L’opposizione del padre e la scelta del silenzio finale
La carriera di Monica Vitti, all’inizio, non era stata vista di buon occhio dal padre Angelo. Era il tempo dei pudori e delle convenzioni, e l’idea di una figlia attrice faceva storcere il naso. Giorgio ricorda bene quegli anni: “Quando uscivano i nuovi film di zia, il nonno aspettava fuori dal cinema. Non veniva mai. Era un uomo del suo tempo, riservato. Ma poi, in fondo, era orgogliosissimo”.
E anche se non lo diceva, a Roma lo chiamavano tutti “il papà di Monica Vitti”. La mamma, invece, la accompagnava fiera e in silenzio nelle sale, portando con sé i nipoti. “Entravamo al cinema Adriano quasi di nascosto, mentre il nonno girava in macchina”.
Monica non si è mai sposata con Antonioni – un amore che fece scandalo all’epoca – ma con Roberto Russo visse quasi cinquant’anni, fino alla fine. Negli ultimi vent’anni della sua vita, segnati da una malattia degenerativa, si era chiusa nel silenzio, scegliendo di sparire per lasciare al pubblico l’immagine luminosa che di lei aveva amato. “Voleva che la ricordassero com’era”, spiegano i nipoti. “Una donna forte, bellissima, fiera. Non si era arresa, aveva solo scelto di restare privata”.

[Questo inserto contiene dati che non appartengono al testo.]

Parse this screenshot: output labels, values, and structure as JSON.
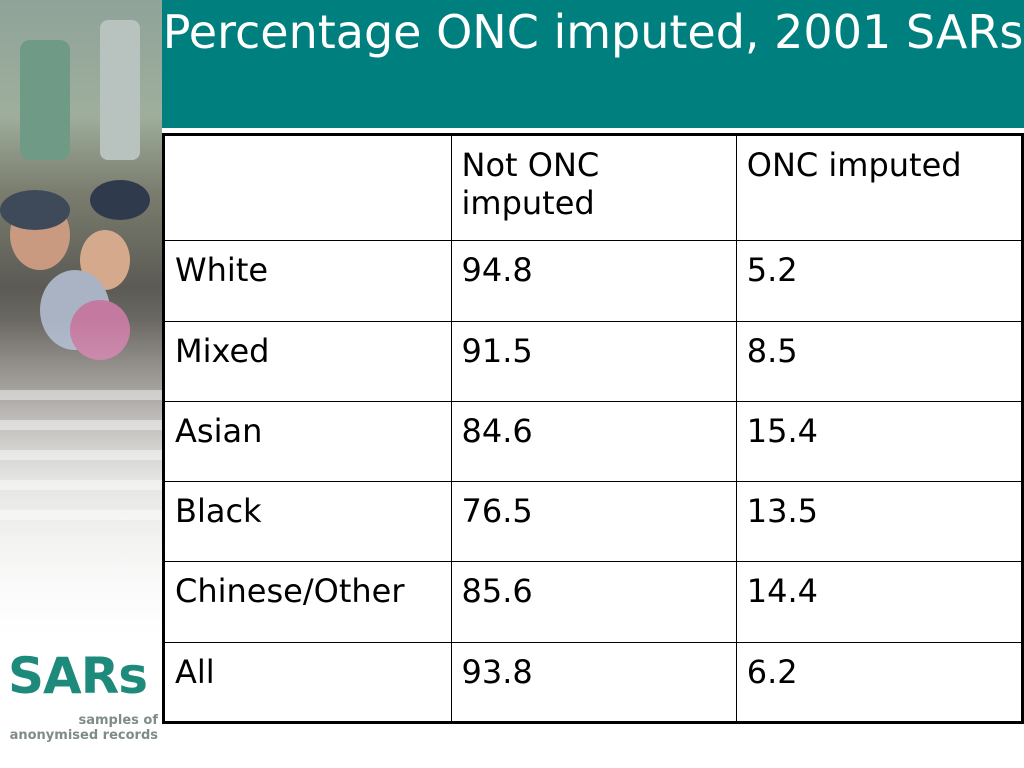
{
  "slide": {
    "title": "Percentage ONC imputed, 2001 SARs",
    "accent_color": "#007f7f"
  },
  "table": {
    "headers": [
      "",
      "Not ONC imputed",
      "ONC imputed"
    ],
    "rows": [
      [
        "White",
        "94.8",
        "5.2"
      ],
      [
        "Mixed",
        "91.5",
        "8.5"
      ],
      [
        "Asian",
        "84.6",
        "15.4"
      ],
      [
        "Black",
        "76.5",
        "13.5"
      ],
      [
        "Chinese/Other",
        "85.6",
        "14.4"
      ],
      [
        "All",
        "93.8",
        "6.2"
      ]
    ]
  },
  "logo": {
    "wordmark": "SARs",
    "tagline_line1": "samples of",
    "tagline_line2": "anonymised records",
    "color": "#1d8a7c"
  },
  "chart_data": {
    "type": "table",
    "title": "Percentage ONC imputed, 2001 SARs",
    "columns": [
      "",
      "Not ONC imputed",
      "ONC imputed"
    ],
    "rows": [
      {
        "label": "White",
        "values": [
          94.8,
          5.2
        ]
      },
      {
        "label": "Mixed",
        "values": [
          91.5,
          8.5
        ]
      },
      {
        "label": "Asian",
        "values": [
          84.6,
          15.4
        ]
      },
      {
        "label": "Black",
        "values": [
          76.5,
          13.5
        ]
      },
      {
        "label": "Chinese/Other",
        "values": [
          85.6,
          14.4
        ]
      },
      {
        "label": "All",
        "values": [
          93.8,
          6.2
        ]
      }
    ]
  }
}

Il gioco con Michelangelo, gli spiccioli per il gelato
C’era un altro uomo che ha lasciato un segno nella vita dei nipoti: Michelangelo Antonioni. “Abitava al piano di sopra”, racconta Patrizia. “Quando arrivavo a casa di zia correvo da lui. Mi faceva sedere sulle gambe, mi dava 100 lire per il gelato. Per me era come uno zio”.
E anche Giorgio, da adulto, lo considerava parte della famiglia. “Lo vedevamo come uno di noi, nonostante la sua fama”. È in questi piccoli aneddoti che si riscopre il volto intimo e giocoso di Monica Vitti, ben lontano dal mito inarrivabile del cinema italiano.
Un dettaglio che dice tutto? Da piccola, la chiamavano “Sette sottane”, perché la nonna la copriva con mille strati di lana per non farle prendere freddo. Un’immagine tenera, quasi comica, che restituisce l’infanzia timida e protetta di una donna che, con la voce roca e la presenza scenica, ha conquistato tutto e tutti.